Below are a series of photographs taken on a recent bushwalk to the Ruined Castle. The group of 10 walkers were seconded to assist with some industrial archaeology, spending the day searching for relics of the area’s mining past.
They were led by Philip Hammon, who not only co-authored the most authoritative book on the area’s mining history (The Burning Mists of Time: A technological and social history of mining in Katoomba) but is also a life-long Katoomba local whose family have owned and run Scenic World for almost 70 years.
While millions of tourists gaze across the Jamison Valley at the Ruined Castle, few realise the significance of this spot to the birth of Katoomba. It was the high-grade oil shale buried under this rocky pinnacle that let to the creation of the town, also inspiring the construction of the arial ropeway that once crossed the valley, along with the tramway that still forms the basis of the walking track used to this day.

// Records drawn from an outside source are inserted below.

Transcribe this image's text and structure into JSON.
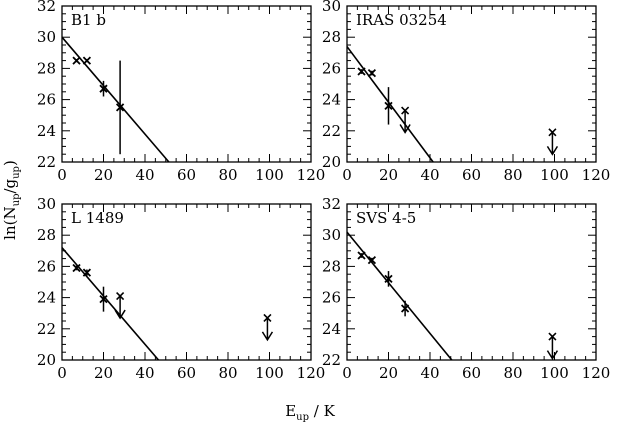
{
  "figure": {
    "ylabel": {
      "main": "ln(N",
      "sub1": "up",
      "mid": "/g",
      "sub2": "up",
      "end": ")"
    },
    "xlabel": {
      "main": "E",
      "sub": "up",
      "end": " / K"
    }
  },
  "chart_data": [
    {
      "type": "scatter",
      "title": "B1 b",
      "xlim": [
        0,
        120
      ],
      "ylim": [
        22,
        32
      ],
      "xticks": [
        0,
        20,
        40,
        60,
        80,
        100,
        120
      ],
      "xtick_labels": [
        "0",
        "20",
        "40",
        "60",
        "80",
        "100",
        "120"
      ],
      "yticks": [
        22,
        24,
        26,
        28,
        30,
        32
      ],
      "ytick_labels": [
        "22",
        "24",
        "26",
        "28",
        "30",
        "32"
      ],
      "points": [
        {
          "x": 7,
          "y": 28.5,
          "err": 0.1
        },
        {
          "x": 12,
          "y": 28.5,
          "err": 0.1
        },
        {
          "x": 20,
          "y": 26.7,
          "err": 0.5
        },
        {
          "x": 28,
          "y": 25.5,
          "err": 3.0
        }
      ],
      "upper_limits": [],
      "fit": {
        "x": [
          0,
          51.5
        ],
        "y": [
          30.0,
          22.0
        ]
      }
    },
    {
      "type": "scatter",
      "title": "IRAS 03254",
      "xlim": [
        0,
        120
      ],
      "ylim": [
        20,
        30
      ],
      "xticks": [
        0,
        20,
        40,
        60,
        80,
        100,
        120
      ],
      "xtick_labels": [
        "0",
        "20",
        "40",
        "60",
        "80",
        "100",
        "120"
      ],
      "yticks": [
        20,
        22,
        24,
        26,
        28,
        30
      ],
      "ytick_labels": [
        "20",
        "22",
        "24",
        "26",
        "28",
        "30"
      ],
      "points": [
        {
          "x": 7,
          "y": 25.8,
          "err": 0.15
        },
        {
          "x": 12,
          "y": 25.7,
          "err": 0.15
        },
        {
          "x": 20,
          "y": 23.6,
          "err": 1.2
        }
      ],
      "upper_limits": [
        {
          "x": 28,
          "y": 23.3
        },
        {
          "x": 99,
          "y": 21.9
        }
      ],
      "fit": {
        "x": [
          0,
          41.5
        ],
        "y": [
          27.4,
          20.0
        ]
      }
    },
    {
      "type": "scatter",
      "title": "L 1489",
      "xlim": [
        0,
        120
      ],
      "ylim": [
        20,
        30
      ],
      "xticks": [
        0,
        20,
        40,
        60,
        80,
        100,
        120
      ],
      "xtick_labels": [
        "0",
        "20",
        "40",
        "60",
        "80",
        "100",
        "120"
      ],
      "yticks": [
        20,
        22,
        24,
        26,
        28,
        30
      ],
      "ytick_labels": [
        "20",
        "22",
        "24",
        "26",
        "28",
        "30"
      ],
      "points": [
        {
          "x": 7,
          "y": 25.9,
          "err": 0.15
        },
        {
          "x": 12,
          "y": 25.6,
          "err": 0.2
        },
        {
          "x": 20,
          "y": 23.9,
          "err": 0.8
        }
      ],
      "upper_limits": [
        {
          "x": 28,
          "y": 24.1
        },
        {
          "x": 99,
          "y": 22.7
        }
      ],
      "fit": {
        "x": [
          0,
          46.5
        ],
        "y": [
          27.2,
          20.0
        ]
      }
    },
    {
      "type": "scatter",
      "title": "SVS 4-5",
      "xlim": [
        0,
        120
      ],
      "ylim": [
        22,
        32
      ],
      "xticks": [
        0,
        20,
        40,
        60,
        80,
        100,
        120
      ],
      "xtick_labels": [
        "0",
        "20",
        "40",
        "60",
        "80",
        "100",
        "120"
      ],
      "yticks": [
        22,
        24,
        26,
        28,
        30,
        32
      ],
      "ytick_labels": [
        "22",
        "24",
        "26",
        "28",
        "30",
        "32"
      ],
      "points": [
        {
          "x": 7,
          "y": 28.7,
          "err": 0.15
        },
        {
          "x": 12,
          "y": 28.4,
          "err": 0.15
        },
        {
          "x": 20,
          "y": 27.2,
          "err": 0.5
        },
        {
          "x": 28,
          "y": 25.3,
          "err": 0.5
        }
      ],
      "upper_limits": [
        {
          "x": 99,
          "y": 23.5
        }
      ],
      "fit": {
        "x": [
          0,
          50.5
        ],
        "y": [
          30.2,
          22.0
        ]
      }
    }
  ]
}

For this trip the group headed directly to the Ruined Castle, searching the area where the mine once operated. Thanks to the good-sized crew — not to mention their handy metal detector — they were quite successful, locating a number of items of interest including the remains of three mining skips, a rope saddle and bucket from the ropeway, a buried metal pipe and two rail dogs.
Despite the fact that this is a popular spot for bushwalkers, thick undergrowth makes locating historic remnants quite challenging, meaning few have any idea what still remains.
Much of what was found was downhill of the old mine adits. From these adits, the skips once ran out about a metre above the main track level, tipping shale into horse-drawn skips below or continuing past to dump stone or other waste down the side of the hill.
While the metal remains of three of these old mining skips were located, all the timbers had completely rotted or burnt away, leaving not so much as a trace under the bolt heads or in other protected spots.
Phil also reported an extremely disappointing case of the region’s industrial past being pillaged, with somebody going to extreme trouble to steal the chain from the rope end at the tension pit from the old ropeway. It was cut free with a battery powered grinder, and given it weighs close to 100kg it would have being quite a challenge to lug it out of the valley. It’s very sad to see the limited remains of the region’s mining past being stolen by a greedy few!